There are several good reasons that primary care practices should become more adept at treating patients with chronic diseases. Of course with better long-term management of a chronic disease, most patients will improve their general health; they will not be hospitalized as much or be impaired in their daily lives to the degree that many are now. Physicians will not only reap this benefit, but they will also improve their income as they meet more goals of pay-for-performance plans of insurers; many goals focus on chronic disease measures. Too, physicians will have more time in their practice as they will not have to see patients whose chronic diseases are under control as often. In an article by Truls Ostbye in the May/June 2005 edition of the Annals of Family Medicine it was shown that a patient with uncontrolled hypertension had on average 12 visits per year to his physician. A patient with controlled hypertension only visited his physician on average twice a year.
What kind of changes are necessary in a primary care setting to better treat patients with chronic diseases. One good source of the changes is found in the Chronic Care Model delineated by Ed Wagner, MD. Benefits Of Vitamin Supplements (You can find a detailed description of this model in “Organizing Care for Patients with Chronic Illness,” found in Volume 74, No. 4 of the Milbank Quarterly.) The basic principles of the model are:
1. Self-management-patients have a central role in determining their care.
2. Decision support-treatment decisions need to be based on explicit, proven guidelines for long-term chronic disease management.
3. Role clarification-determination of who delivers what service in the treatment of the disease.

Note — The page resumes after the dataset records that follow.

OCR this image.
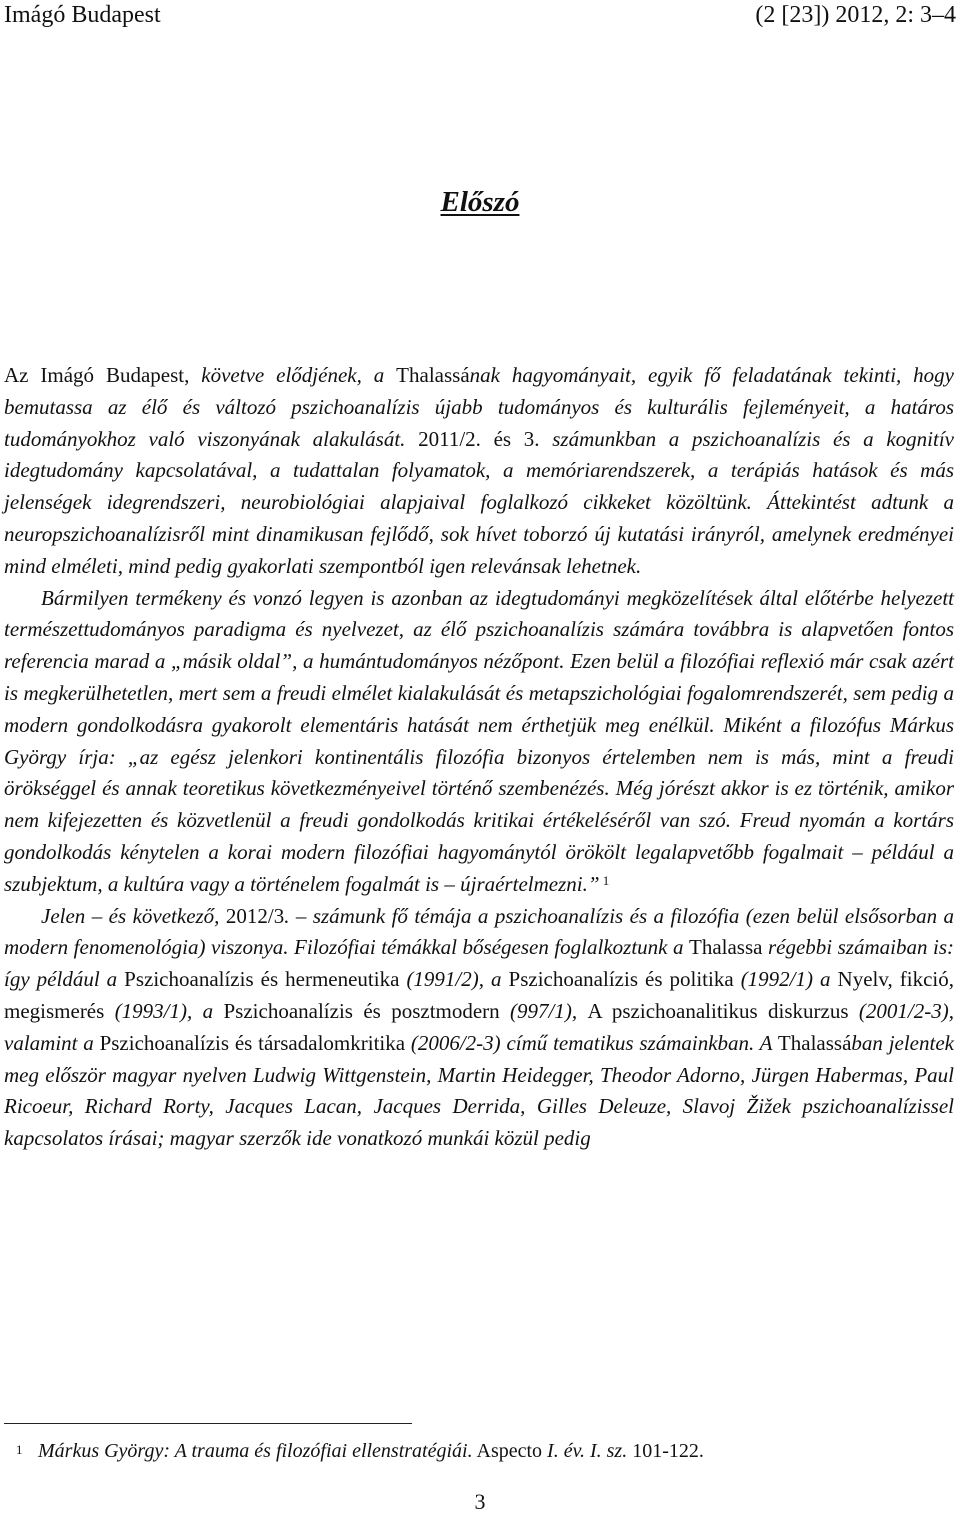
Imágó Budapest	(2 [23]) 2012, 2: 3–4
Előszó

Az Imágó Budapest, követve elődjének, a Thalassának hagyományait, egyik fő feladatának tekinti, hogy bemutassa az élő és változó pszichoanalízis újabb tudományos és kulturális fejleményeit, a határos tudományokhoz való viszonyának alakulását. 2011/2. és 3. számunkban a pszichoanalízis és a kognitív idegtudomány kapcsolatával, a tudattalan folyamatok, a memóriarendszerek, a terápiás hatások és más jelenségek idegrendszeri, neurobiológiai alapjaival foglalkozó cikkeket közöltünk. Áttekintést adtunk a neuropszichoanalízisről mint dinamikusan fejlődő, sok hívet toborzó új kutatási irányról, amelynek eredményei mind elméleti, mind pedig gyakorlati szempontból igen relevánsak lehetnek.

Bármilyen termékeny és vonzó legyen is azonban az idegtudományi megközelítések által előtérbe helyezett természettudományos paradigma és nyelvezet, az élő pszichoanalízis számára továbbra is alapvetően fontos referencia marad a „másik oldal”, a humántudományos nézőpont. Ezen belül a filozófiai reflexió már csak azért is megkerülhetetlen, mert sem a freudi elmélet kialakulását és metapszichológiai fogalomrendszerét, sem pedig a modern gondolkodásra gyakorolt elementáris hatását nem érthetjük meg enélkül. Miként a filozófus Márkus György írja: „az egész jelenkori kontinentális filozófia bizonyos értelemben nem is más, mint a freudi örökséggel és annak teoretikus következményeivel történő szembenézés. Még jórészt akkor is ez történik, amikor nem kifejezetten és közvetlenül a freudi gondolkodás kritikai értékeléséről van szó. Freud nyomán a kortárs gondolkodás kénytelen a korai modern filozófiai hagyománytól örökölt legalapvetőbb fogalmait – például a szubjektum, a kultúra vagy a történelem fogalmát is – újraértelmezni.” $^1$

Jelen – és következő, 2012/3. – számunk fő témája a pszichoanalízis és a filozófia (ezen belül elsősorban a modern fenomenológia) viszonya. Filozófiai témákkal bőségesen foglalkoztunk a Thalassa régebbi számaiban is: így például a Pszichoanalízis és hermeneutika (1991/2), a Pszichoanalízis és politika (1992/1) a Nyelv, fikció, megismerés (1993/1), a Pszichoanalízis és posztmodern (997/1), A pszichoanalitikus diskurzus (2001/2-3), valamint a Pszichoanalízis és társadalomkritika (2006/2-3) című tematikus számainkban. A Thalassában jelentek meg először magyar nyelven Ludwig Wittgenstein, Martin Heidegger, Theodor Adorno, Jürgen Habermas, Paul Ricoeur, Richard Rorty, Jacques Lacan, Jacques Derrida, Gilles Deleuze, Slavoj Žižek pszichoanalízissel kapcsolatos írásai; magyar szerzők ide vonatkozó munkái közül pedig

1 Márkus György: A trauma és filozófiai ellenstratégiái. Aspecto I. év. I. sz. 101-122.
3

Often someone other than the physician will deliver a part of the care.
4. Use of a registry-registries makes sure that that proper care is delivered at the right time.
5. Community-alliances are formed with community agencies that can lend support in helping Public Health Topics For Research Paper patients. This can include state programs, schools, businesses, faith organizations.
6. Organization of healthcare-an environment should be created which encourages the growth of healthcare sites which treat patients with chronic diseases.
Transforming a primary care practice to consistently adopt these strategies is difficult. One way to do so is to employ the tools of Lean Quality Improvement. This approach recognizes that changing any system, whether service or manufacturing, requires cultural changes with strong leadership. The transformations take significant time, must be well documented, and care taken to avoid backsliding. For instance, one might start the transformation by designating someone with strong leadership skills and sufficient authority to initiate change as the champion of the process of change. Then, staff should be trained to use some of the basic Lean tools, as process improvement and kaizen, and taught to work in teams which meet frequently. Once the stage is set, I think that a good starting point would be the use of registries. These are software that list the patients with chronic diseases and for each patient the dates for assessments that are due; once the date is near or past the registry alerts someone in the office of the situation. The patient needs to be notified to make an appointment for the assessment at the office or arrange to have the assessment done elsewhere, at a lab for instance. In order to use the registry well, the primary care office needs to determine who uses it, who updates it, and who contacts the patient and how. A phone call to the patient usually works very well. Lest you think that registries are expensive software, I know of a site online that has good ones for free. Also, the American Academy of Family Physicians on their website shows how to make a good one using Microsoft Excel, a piece of software almost all offices have.
Registries are very effective for all patients, not just those with chronic diseases. Recently I called my primary care physician for a prescription refill and was told by the nurse that my annual physical was due. I was vaguely aware that it had been due soon, but the nurse with the aid of the office’s registry said I should make the appointment soon. We did so while I was on the phone. I was pleased that the office cared about my health and anticipated my needs.
It is well and good, you might say, that transforming offices to better handle chronic care patients is important. However, you believe that the office where you work has neither the time nor resources to get this done! This might not be the obstacle you imagine. There may be free resources available for you to get this done. For instance, I am presently working on a committee of healthcare professionals to establish a center which will help the physician organizations in our region make these transformations. Further, one insurer in my state (Michigan) is willing to help primary care practices by providing money to hire a specialist to help lead the practices through the required changes.
If you work at a primary care site, the changes I recommend may sound daunting. However, the benefits will be well worth it. Besides, by transforming your practice to use a Chronic Care Model you will also learn to use quality improvement tools that can be used in other areas. As you adopt the methods of continuous quality improvement, satisfaction with your practice will grow.